The Dictionary of American Regional English (DARE) represents American regional vocabulary, from Adam’s housecat to Zydeco. It is consulted by scholars and lovers of language and regional nuance. This digital version transforms the dictionary into an interactive, multimedia tool for both scholarly inquiry and general intellectual curiosity.
The World Atlas of Language Structures (WALS) is a large database of structural (phonological, grammatical, lexical) properties of languages gathered from descriptive materials (such as reference grammars) by a team of 55 authors.
Enhanced Electronic Grammars (EEG) features comprehensive descriptions of languages from around the world. This online resource makes full grammars available together in an interlinked and semantically-annotated format, allowing granular access to the grammatical data and enabling cross-language research of several grammars at the same time. In addition to cross-linguistic queries, each grammar can also be read and researched individually. The electronic format allows for multimodal enhancement of language descriptions, such as audio and video supplements. The database is updated biannually, integrating several new grammar publications each year for even more extensive cross-linguistic research.
Linguistic Minorities in Europe Online (LME) provides comprehensive documentation of indigenous and immigrant linguistic minorities in Europe. Currently, LME contains articles on Basque, Breton, Croatian, Frisian, Hungarian, the Sámi languages, and Turkish as minority languages.
Corpora materials
These resources provide access to linguistic corpora or other materials that may be valuable for corpus-based work.
The Linguistic Data Consortium (LDC) is an open consortium of universities, libraries, corporations and government research laboratories.
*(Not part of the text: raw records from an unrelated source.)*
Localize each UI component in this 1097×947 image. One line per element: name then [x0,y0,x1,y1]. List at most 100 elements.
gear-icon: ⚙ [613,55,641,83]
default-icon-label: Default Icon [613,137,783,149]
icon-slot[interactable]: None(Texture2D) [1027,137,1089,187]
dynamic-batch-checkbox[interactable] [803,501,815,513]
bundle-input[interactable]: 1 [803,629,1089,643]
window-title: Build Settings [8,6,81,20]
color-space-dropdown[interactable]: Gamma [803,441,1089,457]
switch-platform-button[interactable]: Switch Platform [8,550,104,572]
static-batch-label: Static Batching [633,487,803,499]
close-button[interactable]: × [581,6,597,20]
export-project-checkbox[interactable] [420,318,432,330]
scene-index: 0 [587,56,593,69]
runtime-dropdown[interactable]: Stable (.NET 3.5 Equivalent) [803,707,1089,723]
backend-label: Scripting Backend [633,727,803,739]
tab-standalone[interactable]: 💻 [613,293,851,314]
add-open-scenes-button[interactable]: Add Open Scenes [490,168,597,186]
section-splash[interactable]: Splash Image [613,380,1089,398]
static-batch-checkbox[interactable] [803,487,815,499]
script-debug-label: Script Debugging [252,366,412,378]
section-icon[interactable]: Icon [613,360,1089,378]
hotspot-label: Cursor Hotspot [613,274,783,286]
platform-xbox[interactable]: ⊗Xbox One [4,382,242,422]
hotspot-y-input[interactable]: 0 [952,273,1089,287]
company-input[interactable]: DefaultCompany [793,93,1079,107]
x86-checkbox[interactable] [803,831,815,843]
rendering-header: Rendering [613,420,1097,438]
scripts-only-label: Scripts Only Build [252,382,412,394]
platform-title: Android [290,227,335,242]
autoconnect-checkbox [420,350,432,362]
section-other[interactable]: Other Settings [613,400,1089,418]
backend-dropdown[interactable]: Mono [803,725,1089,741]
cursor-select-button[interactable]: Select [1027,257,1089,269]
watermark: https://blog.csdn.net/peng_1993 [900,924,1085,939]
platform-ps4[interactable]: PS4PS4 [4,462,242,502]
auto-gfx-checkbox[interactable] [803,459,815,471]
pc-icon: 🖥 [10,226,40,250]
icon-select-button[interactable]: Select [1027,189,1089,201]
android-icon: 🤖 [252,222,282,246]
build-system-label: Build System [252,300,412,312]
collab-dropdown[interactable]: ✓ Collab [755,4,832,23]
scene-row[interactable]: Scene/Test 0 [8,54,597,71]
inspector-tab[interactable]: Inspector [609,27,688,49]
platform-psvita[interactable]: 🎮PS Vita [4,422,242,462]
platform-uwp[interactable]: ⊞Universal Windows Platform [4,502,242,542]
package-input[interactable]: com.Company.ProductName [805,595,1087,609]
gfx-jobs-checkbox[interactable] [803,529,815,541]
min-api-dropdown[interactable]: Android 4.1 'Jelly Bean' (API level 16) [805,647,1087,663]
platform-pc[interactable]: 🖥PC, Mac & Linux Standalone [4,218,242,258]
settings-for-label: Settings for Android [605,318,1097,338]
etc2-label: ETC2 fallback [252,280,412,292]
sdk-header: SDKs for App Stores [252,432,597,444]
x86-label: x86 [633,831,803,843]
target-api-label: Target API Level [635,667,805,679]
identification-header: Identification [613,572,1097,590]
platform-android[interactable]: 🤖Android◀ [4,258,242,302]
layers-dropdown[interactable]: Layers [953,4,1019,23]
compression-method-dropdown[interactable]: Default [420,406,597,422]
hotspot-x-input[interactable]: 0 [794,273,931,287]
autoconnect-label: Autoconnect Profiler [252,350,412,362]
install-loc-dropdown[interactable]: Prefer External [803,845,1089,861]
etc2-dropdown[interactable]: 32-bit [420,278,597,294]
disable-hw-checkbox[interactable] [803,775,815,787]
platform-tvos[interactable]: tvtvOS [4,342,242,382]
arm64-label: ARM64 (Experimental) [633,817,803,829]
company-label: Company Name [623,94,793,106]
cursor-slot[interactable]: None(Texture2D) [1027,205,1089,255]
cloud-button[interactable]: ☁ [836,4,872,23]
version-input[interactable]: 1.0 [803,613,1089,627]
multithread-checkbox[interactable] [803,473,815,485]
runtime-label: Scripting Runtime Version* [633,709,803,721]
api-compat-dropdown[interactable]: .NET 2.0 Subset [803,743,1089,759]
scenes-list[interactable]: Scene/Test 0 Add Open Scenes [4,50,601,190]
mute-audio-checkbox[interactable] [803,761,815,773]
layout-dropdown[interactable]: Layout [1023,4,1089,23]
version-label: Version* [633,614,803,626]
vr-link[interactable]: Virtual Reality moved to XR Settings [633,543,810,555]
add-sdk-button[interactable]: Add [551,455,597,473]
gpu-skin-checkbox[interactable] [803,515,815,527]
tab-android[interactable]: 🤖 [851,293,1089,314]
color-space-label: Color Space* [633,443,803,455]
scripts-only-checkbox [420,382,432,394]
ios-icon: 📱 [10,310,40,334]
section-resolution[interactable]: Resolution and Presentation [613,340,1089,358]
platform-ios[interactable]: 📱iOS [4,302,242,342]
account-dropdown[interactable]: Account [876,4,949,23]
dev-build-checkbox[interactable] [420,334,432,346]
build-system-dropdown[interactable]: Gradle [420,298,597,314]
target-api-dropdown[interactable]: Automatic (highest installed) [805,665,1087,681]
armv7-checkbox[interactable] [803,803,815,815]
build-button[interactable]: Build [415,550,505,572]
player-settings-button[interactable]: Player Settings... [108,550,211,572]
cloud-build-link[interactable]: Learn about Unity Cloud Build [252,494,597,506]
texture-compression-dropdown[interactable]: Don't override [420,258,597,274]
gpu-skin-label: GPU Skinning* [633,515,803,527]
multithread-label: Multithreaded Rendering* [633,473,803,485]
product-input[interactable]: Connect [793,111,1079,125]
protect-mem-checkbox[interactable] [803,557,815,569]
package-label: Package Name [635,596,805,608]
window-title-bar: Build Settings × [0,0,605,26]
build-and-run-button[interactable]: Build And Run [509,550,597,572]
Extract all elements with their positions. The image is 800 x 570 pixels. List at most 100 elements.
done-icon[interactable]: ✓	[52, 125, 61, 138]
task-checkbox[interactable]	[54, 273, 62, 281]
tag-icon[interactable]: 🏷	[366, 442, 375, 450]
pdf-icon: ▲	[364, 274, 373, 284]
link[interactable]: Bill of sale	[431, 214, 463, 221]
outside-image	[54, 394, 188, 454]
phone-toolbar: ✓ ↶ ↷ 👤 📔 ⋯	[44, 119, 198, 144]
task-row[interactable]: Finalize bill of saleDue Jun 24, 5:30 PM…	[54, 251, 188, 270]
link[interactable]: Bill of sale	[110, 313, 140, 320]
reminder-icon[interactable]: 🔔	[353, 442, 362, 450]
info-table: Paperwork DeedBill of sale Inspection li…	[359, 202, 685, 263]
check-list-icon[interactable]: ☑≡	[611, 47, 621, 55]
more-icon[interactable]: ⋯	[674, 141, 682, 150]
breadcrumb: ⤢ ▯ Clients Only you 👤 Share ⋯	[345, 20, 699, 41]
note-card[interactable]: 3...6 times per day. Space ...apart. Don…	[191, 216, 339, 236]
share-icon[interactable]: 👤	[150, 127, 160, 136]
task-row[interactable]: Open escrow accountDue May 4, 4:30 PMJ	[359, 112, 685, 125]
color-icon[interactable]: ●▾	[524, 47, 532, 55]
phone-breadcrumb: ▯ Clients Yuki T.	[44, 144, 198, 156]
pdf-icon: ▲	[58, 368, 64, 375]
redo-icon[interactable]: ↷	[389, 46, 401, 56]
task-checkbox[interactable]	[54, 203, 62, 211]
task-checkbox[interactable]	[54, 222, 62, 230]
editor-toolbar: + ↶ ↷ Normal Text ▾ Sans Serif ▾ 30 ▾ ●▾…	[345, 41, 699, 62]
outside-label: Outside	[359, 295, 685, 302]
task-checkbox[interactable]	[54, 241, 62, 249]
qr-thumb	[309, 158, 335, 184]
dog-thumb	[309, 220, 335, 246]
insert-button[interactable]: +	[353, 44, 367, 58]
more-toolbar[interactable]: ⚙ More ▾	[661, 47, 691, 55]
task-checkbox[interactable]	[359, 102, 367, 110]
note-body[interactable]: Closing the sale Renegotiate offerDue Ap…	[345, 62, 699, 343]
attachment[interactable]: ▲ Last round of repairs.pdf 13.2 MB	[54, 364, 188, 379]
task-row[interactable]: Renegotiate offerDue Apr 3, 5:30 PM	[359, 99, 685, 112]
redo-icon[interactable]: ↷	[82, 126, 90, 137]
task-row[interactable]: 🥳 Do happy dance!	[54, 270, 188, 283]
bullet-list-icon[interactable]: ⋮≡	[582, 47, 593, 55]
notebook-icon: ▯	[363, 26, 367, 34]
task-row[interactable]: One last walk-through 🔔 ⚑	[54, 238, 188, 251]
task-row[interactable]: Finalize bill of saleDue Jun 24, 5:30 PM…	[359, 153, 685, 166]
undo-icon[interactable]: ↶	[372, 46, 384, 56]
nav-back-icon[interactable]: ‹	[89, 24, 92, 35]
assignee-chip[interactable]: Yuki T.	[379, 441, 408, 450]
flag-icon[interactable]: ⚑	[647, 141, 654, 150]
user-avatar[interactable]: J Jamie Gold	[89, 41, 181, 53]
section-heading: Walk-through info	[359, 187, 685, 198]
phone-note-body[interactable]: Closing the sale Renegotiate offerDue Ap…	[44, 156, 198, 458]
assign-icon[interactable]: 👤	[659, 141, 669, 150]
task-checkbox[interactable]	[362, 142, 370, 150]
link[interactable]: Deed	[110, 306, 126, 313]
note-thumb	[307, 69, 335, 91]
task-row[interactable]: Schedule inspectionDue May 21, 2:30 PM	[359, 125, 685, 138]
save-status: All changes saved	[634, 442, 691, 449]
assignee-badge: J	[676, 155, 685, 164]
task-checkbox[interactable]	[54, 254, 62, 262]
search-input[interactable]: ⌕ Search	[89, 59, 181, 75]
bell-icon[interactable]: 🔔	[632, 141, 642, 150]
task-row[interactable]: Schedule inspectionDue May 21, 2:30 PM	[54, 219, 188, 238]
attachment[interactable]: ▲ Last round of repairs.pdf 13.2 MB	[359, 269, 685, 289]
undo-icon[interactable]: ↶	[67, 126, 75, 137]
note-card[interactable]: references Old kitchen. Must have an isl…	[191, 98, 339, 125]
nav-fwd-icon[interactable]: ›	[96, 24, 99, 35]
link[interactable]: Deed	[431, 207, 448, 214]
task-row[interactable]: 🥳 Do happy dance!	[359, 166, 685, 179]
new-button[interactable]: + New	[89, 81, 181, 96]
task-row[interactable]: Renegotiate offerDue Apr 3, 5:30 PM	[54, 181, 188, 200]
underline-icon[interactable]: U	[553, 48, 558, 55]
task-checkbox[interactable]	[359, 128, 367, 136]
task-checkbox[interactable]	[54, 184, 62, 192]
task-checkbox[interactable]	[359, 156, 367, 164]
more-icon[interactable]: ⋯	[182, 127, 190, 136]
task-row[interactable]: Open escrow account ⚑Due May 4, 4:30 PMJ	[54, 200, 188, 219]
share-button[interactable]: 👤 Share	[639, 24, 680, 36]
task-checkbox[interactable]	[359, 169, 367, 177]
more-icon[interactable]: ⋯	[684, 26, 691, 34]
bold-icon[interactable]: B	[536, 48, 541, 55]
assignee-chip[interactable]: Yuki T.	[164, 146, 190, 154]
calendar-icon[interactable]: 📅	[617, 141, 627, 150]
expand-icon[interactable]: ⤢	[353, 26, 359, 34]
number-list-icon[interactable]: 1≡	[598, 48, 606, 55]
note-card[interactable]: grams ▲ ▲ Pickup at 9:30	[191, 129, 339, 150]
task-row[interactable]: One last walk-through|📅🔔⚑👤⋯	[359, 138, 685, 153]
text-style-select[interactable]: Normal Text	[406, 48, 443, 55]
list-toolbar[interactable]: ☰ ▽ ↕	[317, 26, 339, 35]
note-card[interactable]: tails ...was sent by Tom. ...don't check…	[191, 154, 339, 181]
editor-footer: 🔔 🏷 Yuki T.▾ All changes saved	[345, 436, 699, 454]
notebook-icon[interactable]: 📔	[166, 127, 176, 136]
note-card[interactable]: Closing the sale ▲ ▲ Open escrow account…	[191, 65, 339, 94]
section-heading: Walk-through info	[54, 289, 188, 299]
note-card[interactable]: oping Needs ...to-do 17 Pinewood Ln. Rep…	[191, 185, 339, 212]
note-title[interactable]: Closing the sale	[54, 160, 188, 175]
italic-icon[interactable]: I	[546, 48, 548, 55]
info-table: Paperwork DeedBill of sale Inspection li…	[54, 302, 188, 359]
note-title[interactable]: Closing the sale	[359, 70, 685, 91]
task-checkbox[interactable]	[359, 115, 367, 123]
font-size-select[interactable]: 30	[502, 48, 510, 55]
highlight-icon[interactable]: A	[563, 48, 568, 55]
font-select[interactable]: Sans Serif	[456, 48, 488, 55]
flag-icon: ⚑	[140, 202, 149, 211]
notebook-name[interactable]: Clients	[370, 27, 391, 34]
It was formed in 1992 to address the critical data shortage then facing language technology research and development. LDC creates and distributes a wide array of language resources, including materials used by those engaged in language-related education, research and technology development. Spanning data collections, corpora, software, research papers and specifications, these vital tools aid and inspire scientific progress. Please note that NYU does not currently own all available products available from LDC.
To access LDC data, you must be identified as a member of the NYU Community. To get started, go to the account homepage and create an account using your NYU email. Please be sure to enter "New York University" (without the quotes) into the "Organization" box and then select it as an organization. After you make your account, you will be contacted with next steps.
The English-Corpora.org online version is comprised of several corpora including: iWeb, the Intelligent Web Corpus; NOW, News on the Web; Coronavirus Corpus; COCA ,Corpus of Contemporary American English; GloWbE, Global Web-based English; Wikipedia Corpus; COHA: Corpus of Historical American English; TV Corpus; Movies Corpus, SOAP Corpus, as well as Corpus del Español and Corpus do Português. The corpora have many different uses, including: finding out how native speakers actually speak and write; finding the frequency of words, phrases, and collocates; looking at language variation and change; e.g. historical, dialects, and genres; gaining insight into culture; for example what is said about different concepts over time and in different countries; designing authentic language teaching materials and resources. To access the corpora as a downloadable set for offline use see the resource "English-Corpora Text-as-Data."
Users must create an account with English-Corpora.org using their NYU emails. Users must also connect using this link at least once every 365 days to retain their account's access.
ProQuest Historical Newspapers Text-as-Data Collection consists of machine-readable XML files containing metadata and full-text content for 26 historical newspapers spanning the eighteenth to twentieth centuries. The collection is available to NYU faculty and students.